Ci, którzy rozważali przyjście na III-ligowe derby, ale zostali w domach, mają czego żałować, przynajmniej jeśli chodzi o pierwszą połowę. Spotkanie nabrało tempa już od pierwszej minuty. Nie upłynęło jeszcze 120 sekund gry, gdy piłkę do bramki gospodarzy skierował Paweł Rasmus dając prowadzenie Bałtykowi.

Zawodnik biało-niebieskich zaskoczył uderzeniem z dystansu zaskoczył debiutującego 17-letniego Kajetana Zalewskiego z zespołu juniorów, który między słupki drugiej drużyny wszedł na skutek kontuzji Łukasza Budziłka i przesunięcia Mateusza Bąka do meczowej osiemnastki na ekstraklasę.

Chwilę później arbiter musiał pokazać pierwszą żółtą kartkę po ostrym ataku Tomasza Wypija na Macieju Wolskim. Z czasem Lechia zaczęła dominować, ale skutkiem natarcia gdańszczan były jedynie rzuty rożne, m.in. po uderzeniu zza pola karnego Tiago Valente.

Z każdą minutą gra była coraz ostrzejsza, a trenerzy obu ekip mieli sporo do powiedzenia arbitrom prowadzącym spotkanie. Wkrótce po faulu gdynian tuż przed polem karnym gospodarze stanęli przed dogodną okazją na gola. Efektownym uderzeniem, po którym piłka zakręciła przy ustawionym murze, popisał się Bruno Nazario. Futbolówkę pewnie złapał jednak Marcin Matysiak.

Chwilę później Bałtyk domagał się rzutu karnego po interwencji jednego z obrońców Lechii na Wojciechu Zysce. Sędzia nakazał grać dalej. Mimo ostrej gry z obu stron, arbiter nadal oszczędzał kartek, co wzbudzało kolejne bardzo emocjonalne protesty z obu ławek rezerwowych.

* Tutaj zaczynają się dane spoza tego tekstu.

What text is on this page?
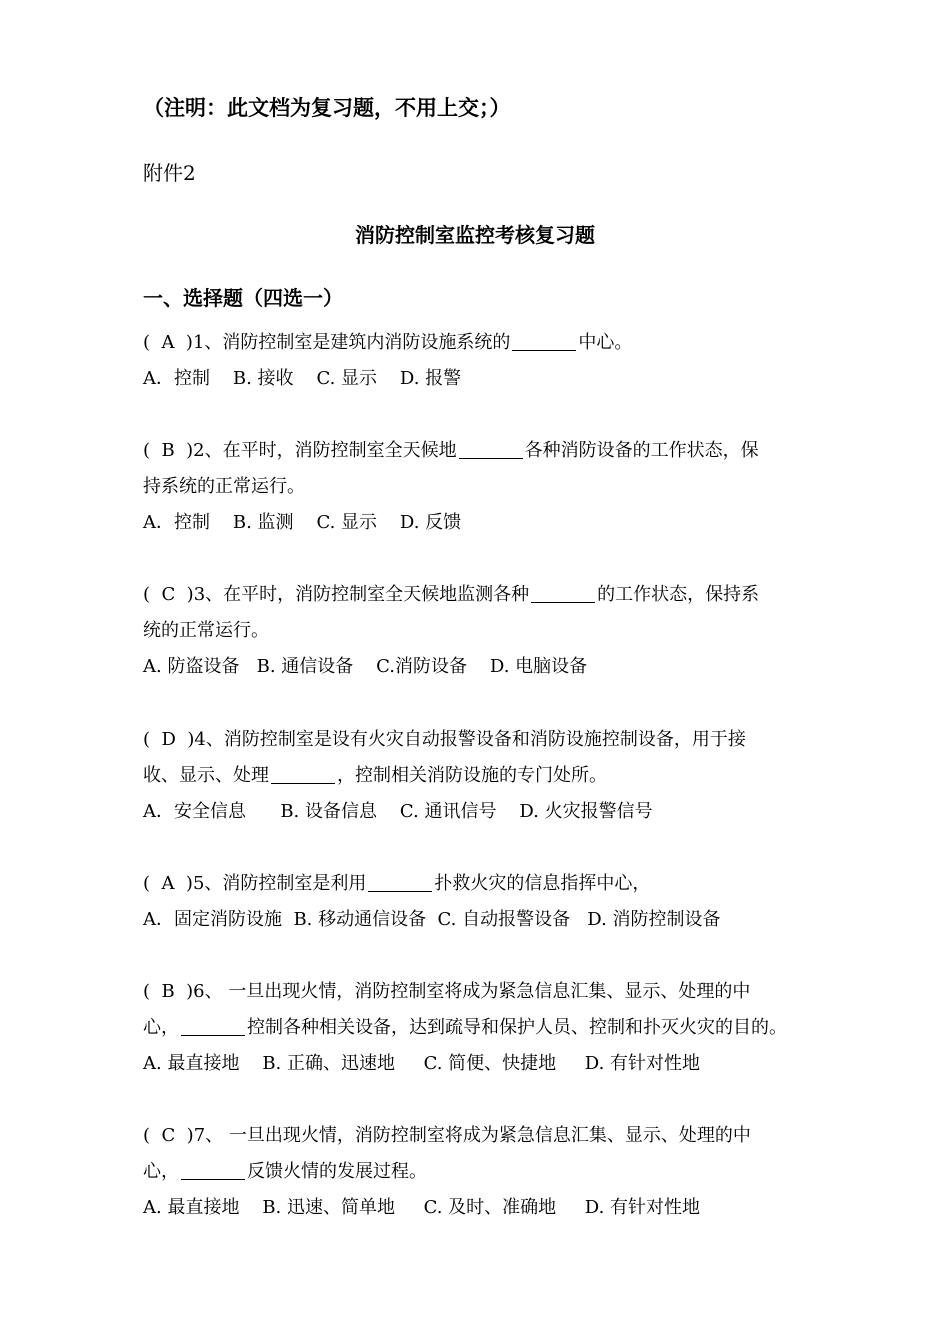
（注明：此文档为复习题，不用上交；）
附件2
消防控制室监控考核复习题
一、选择题（四选一）
(  A  )1、消防控制室是建筑内消防设施系统的	中心。
A．控制    B. 接收    C. 显示    D. 报警
(  B  )2、在平时，消防控制室全天候地	各种消防设备的工作状态，保
持系统的正常运行。
A．控制    B. 监测    C. 显示    D. 反馈
(  C  )3、在平时，消防控制室全天候地监测各种	的工作状态，保持系
统的正常运行。
A. 防盗设备   B. 通信设备    C.消防设备    D. 电脑设备
(  D  )4、消防控制室是设有火灾自动报警设备和消防设施控制设备，用于接
收、显示、处理	，控制相关消防设施的专门处所。
A．安全信息      B. 设备信息    C. 通讯信号    D. 火灾报警信号
(  A  )5、消防控制室是利用	扑救火灾的信息指挥中心，
A．固定消防设施  B. 移动通信设备  C. 自动报警设备   D. 消防控制设备
(  B  )6、 一旦出现火情，消防控制室将成为紧急信息汇集、显示、处理的中
心，	控制各种相关设备，达到疏导和保护人员、控制和扑灭火灾的目的。
A. 最直接地    B. 正确、迅速地     C. 简便、快捷地     D. 有针对性地
(  C  )7、 一旦出现火情，消防控制室将成为紧急信息汇集、显示、处理的中
心，	反馈火情的发展过程。
A. 最直接地    B. 迅速、简单地     C. 及时、准确地     D. 有针对性地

Jeszcze przed przerwą przed okazją do wyrównania stanął Bruno Nazario, który w dość trudnej sytuacji podbił piłkę przy słupku przed Matysiakiem, a następnie uderzył głową. Nie zdołał jednak zaskoczyć golkipera Bałtyku. Tuż przed końcem pierwszej połowy zza pola karnego nad bramką uderzał jeszcze Juliusz Letniowski.

Po zmianie stron tempo gry nieco spadło, ale ostrej gry dalej nie brakowało. Arbiter w końcu pokazał żółtą kartkę dla Radosława Krysińskiego, ale za... dyskusję, gdy domagał się odgwizdania faulu. Chwilę później to właśnie Krysiński mógł podwyższyć prowadzenie grającego z kontry Bałtyku. Prawą stroną minął obrońcę i bramkarza po czym niemal z zerowego kąta uderzył wzdłuż bramki. Do gola na 2:0 zabrakło centymetrów.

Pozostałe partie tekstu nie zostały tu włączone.